A Description of Application of a New Quantitative Dam Safety Risk Screen Tool

Author(s) R. Donnelly, K. Jamieson, Chief Derek Stephen, S. Perkins, M. Orton
47th Annual H.G. Acres Seminar 2016, Climate Change & Waterpower-Myths, Science and Impacts, Niagara Falls, Ontario, April 14, 2016


The community of Kashechewan is a remote First Nations reserve situated in Canada’s far north. The Kashechewan Ring Dike protects over 2,000 residents of the community from flooding that occurs annually as a result of ice jams near the shores of Hudson’s Bay during spring break-up of the Lower Albany River. Since 1976, the Kashechewan First Nation Community has been evacuated on eight separate occasions with the most severe occurrence in the spring of 2006, an event that almost overtopped the dyke. This incident, and others, point to the fact that this dike does not meet the original design intent of providing long-term protection to the community.

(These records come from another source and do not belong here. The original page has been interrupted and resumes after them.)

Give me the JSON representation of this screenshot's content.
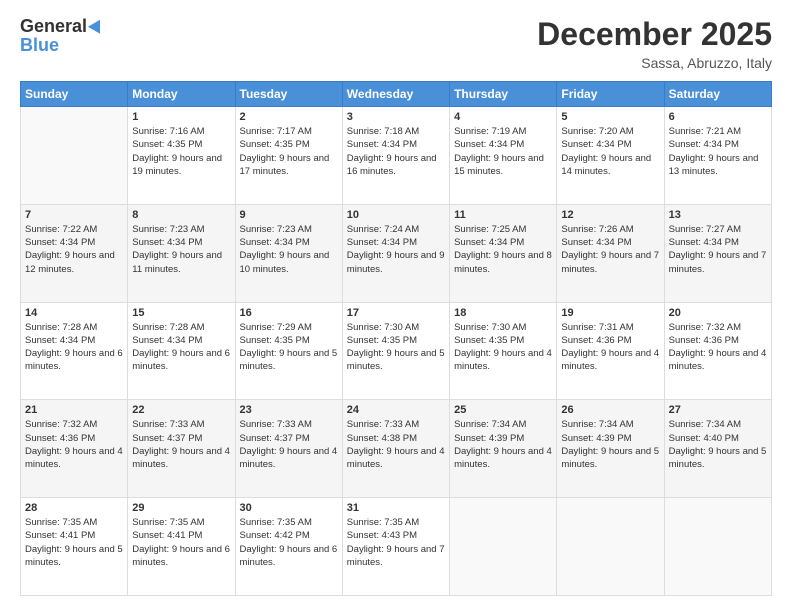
{
  "header": {
    "logo_line1": "General",
    "logo_line2": "Blue",
    "month": "December 2025",
    "location": "Sassa, Abruzzo, Italy"
  },
  "days_of_week": [
    "Sunday",
    "Monday",
    "Tuesday",
    "Wednesday",
    "Thursday",
    "Friday",
    "Saturday"
  ],
  "weeks": [
    [
      {
        "day": "",
        "sunrise": "",
        "sunset": "",
        "daylight": ""
      },
      {
        "day": "1",
        "sunrise": "7:16 AM",
        "sunset": "4:35 PM",
        "daylight": "9 hours and 19 minutes."
      },
      {
        "day": "2",
        "sunrise": "7:17 AM",
        "sunset": "4:35 PM",
        "daylight": "9 hours and 17 minutes."
      },
      {
        "day": "3",
        "sunrise": "7:18 AM",
        "sunset": "4:34 PM",
        "daylight": "9 hours and 16 minutes."
      },
      {
        "day": "4",
        "sunrise": "7:19 AM",
        "sunset": "4:34 PM",
        "daylight": "9 hours and 15 minutes."
      },
      {
        "day": "5",
        "sunrise": "7:20 AM",
        "sunset": "4:34 PM",
        "daylight": "9 hours and 14 minutes."
      },
      {
        "day": "6",
        "sunrise": "7:21 AM",
        "sunset": "4:34 PM",
        "daylight": "9 hours and 13 minutes."
      }
    ],
    [
      {
        "day": "7",
        "sunrise": "7:22 AM",
        "sunset": "4:34 PM",
        "daylight": "9 hours and 12 minutes."
      },
      {
        "day": "8",
        "sunrise": "7:23 AM",
        "sunset": "4:34 PM",
        "daylight": "9 hours and 11 minutes."
      },
      {
        "day": "9",
        "sunrise": "7:23 AM",
        "sunset": "4:34 PM",
        "daylight": "9 hours and 10 minutes."
      },
      {
        "day": "10",
        "sunrise": "7:24 AM",
        "sunset": "4:34 PM",
        "daylight": "9 hours and 9 minutes."
      },
      {
        "day": "11",
        "sunrise": "7:25 AM",
        "sunset": "4:34 PM",
        "daylight": "9 hours and 8 minutes."
      },
      {
        "day": "12",
        "sunrise": "7:26 AM",
        "sunset": "4:34 PM",
        "daylight": "9 hours and 7 minutes."
      },
      {
        "day": "13",
        "sunrise": "7:27 AM",
        "sunset": "4:34 PM",
        "daylight": "9 hours and 7 minutes."
      }
    ],
    [
      {
        "day": "14",
        "sunrise": "7:28 AM",
        "sunset": "4:34 PM",
        "daylight": "9 hours and 6 minutes."
      },
      {
        "day": "15",
        "sunrise": "7:28 AM",
        "sunset": "4:34 PM",
        "daylight": "9 hours and 6 minutes."
      },
      {
        "day": "16",
        "sunrise": "7:29 AM",
        "sunset": "4:35 PM",
        "daylight": "9 hours and 5 minutes."
      },
      {
        "day": "17",
        "sunrise": "7:30 AM",
        "sunset": "4:35 PM",
        "daylight": "9 hours and 5 minutes."
      },
      {
        "day": "18",
        "sunrise": "7:30 AM",
        "sunset": "4:35 PM",
        "daylight": "9 hours and 4 minutes."
      },
      {
        "day": "19",
        "sunrise": "7:31 AM",
        "sunset": "4:36 PM",
        "daylight": "9 hours and 4 minutes."
      },
      {
        "day": "20",
        "sunrise": "7:32 AM",
        "sunset": "4:36 PM",
        "daylight": "9 hours and 4 minutes."
      }
    ],
    [
      {
        "day": "21",
        "sunrise": "7:32 AM",
        "sunset": "4:36 PM",
        "daylight": "9 hours and 4 minutes."
      },
      {
        "day": "22",
        "sunrise": "7:33 AM",
        "sunset": "4:37 PM",
        "daylight": "9 hours and 4 minutes."
      },
      {
        "day": "23",
        "sunrise": "7:33 AM",
        "sunset": "4:37 PM",
        "daylight": "9 hours and 4 minutes."
      },
      {
        "day": "24",
        "sunrise": "7:33 AM",
        "sunset": "4:38 PM",
        "daylight": "9 hours and 4 minutes."
      },
      {
        "day": "25",
        "sunrise": "7:34 AM",
        "sunset": "4:39 PM",
        "daylight": "9 hours and 4 minutes."
      },
      {
        "day": "26",
        "sunrise": "7:34 AM",
        "sunset": "4:39 PM",
        "daylight": "9 hours and 5 minutes."
      },
      {
        "day": "27",
        "sunrise": "7:34 AM",
        "sunset": "4:40 PM",
        "daylight": "9 hours and 5 minutes."
      }
    ],
    [
      {
        "day": "28",
        "sunrise": "7:35 AM",
        "sunset": "4:41 PM",
        "daylight": "9 hours and 5 minutes."
      },
      {
        "day": "29",
        "sunrise": "7:35 AM",
        "sunset": "4:41 PM",
        "daylight": "9 hours and 6 minutes."
      },
      {
        "day": "30",
        "sunrise": "7:35 AM",
        "sunset": "4:42 PM",
        "daylight": "9 hours and 6 minutes."
      },
      {
        "day": "31",
        "sunrise": "7:35 AM",
        "sunset": "4:43 PM",
        "daylight": "9 hours and 7 minutes."
      },
      {
        "day": "",
        "sunrise": "",
        "sunset": "",
        "daylight": ""
      },
      {
        "day": "",
        "sunrise": "",
        "sunset": "",
        "daylight": ""
      },
      {
        "day": "",
        "sunrise": "",
        "sunset": "",
        "daylight": ""
      }
    ]
  ]
}
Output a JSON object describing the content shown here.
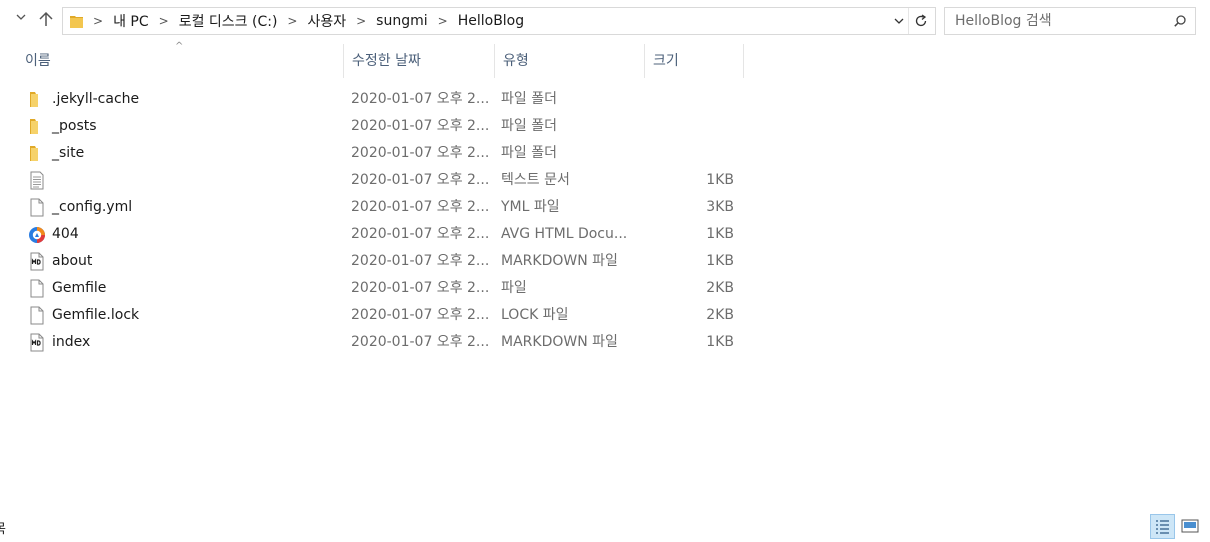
{
  "window": {
    "title": "HelloBlog"
  },
  "address": {
    "segments": [
      "내 PC",
      "로컬 디스크 (C:)",
      "사용자",
      "sungmi",
      "HelloBlog"
    ]
  },
  "search": {
    "placeholder": "HelloBlog 검색"
  },
  "columns": {
    "name": "이름",
    "date": "수정한 날짜",
    "type": "유형",
    "size": "크기"
  },
  "files": [
    {
      "icon": "folder-icon",
      "name": ".jekyll-cache",
      "date": "2020-01-07 오후 2...",
      "type": "파일 폴더",
      "size": ""
    },
    {
      "icon": "folder-icon",
      "name": "_posts",
      "date": "2020-01-07 오후 2...",
      "type": "파일 폴더",
      "size": ""
    },
    {
      "icon": "folder-icon",
      "name": "_site",
      "date": "2020-01-07 오후 2...",
      "type": "파일 폴더",
      "size": ""
    },
    {
      "icon": "text-document-icon",
      "name": "",
      "date": "2020-01-07 오후 2...",
      "type": "텍스트 문서",
      "size": "1KB"
    },
    {
      "icon": "file-icon",
      "name": "_config.yml",
      "date": "2020-01-07 오후 2...",
      "type": "YML 파일",
      "size": "3KB"
    },
    {
      "icon": "avg-browser-icon",
      "name": "404",
      "date": "2020-01-07 오후 2...",
      "type": "AVG HTML Docu...",
      "size": "1KB"
    },
    {
      "icon": "markdown-file-icon",
      "name": "about",
      "date": "2020-01-07 오후 2...",
      "type": "MARKDOWN 파일",
      "size": "1KB"
    },
    {
      "icon": "file-icon",
      "name": "Gemfile",
      "date": "2020-01-07 오후 2...",
      "type": "파일",
      "size": "2KB"
    },
    {
      "icon": "file-icon",
      "name": "Gemfile.lock",
      "date": "2020-01-07 오후 2...",
      "type": "LOCK 파일",
      "size": "2KB"
    },
    {
      "icon": "markdown-file-icon",
      "name": "index",
      "date": "2020-01-07 오후 2...",
      "type": "MARKDOWN 파일",
      "size": "1KB"
    }
  ],
  "status": {
    "text": "목"
  },
  "colors": {
    "folder": "#f3c64f",
    "header_text": "#4c607a",
    "view_selected": "#cde6f7"
  }
}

In 2014, an assessment of the state of Dam Safety Management at the community and a quantitative assessment of the risks the Ring Dyke presented to the community was performed making use of a newly developed risk screening tool was performed. The results of this assessment were used to assist in making important decisions regarding the risks that the dyke presented to the community, the remedial actions that could be implemented to reduce risk and the advisability of evacuation of the entire town prior to the onset of the spring floods.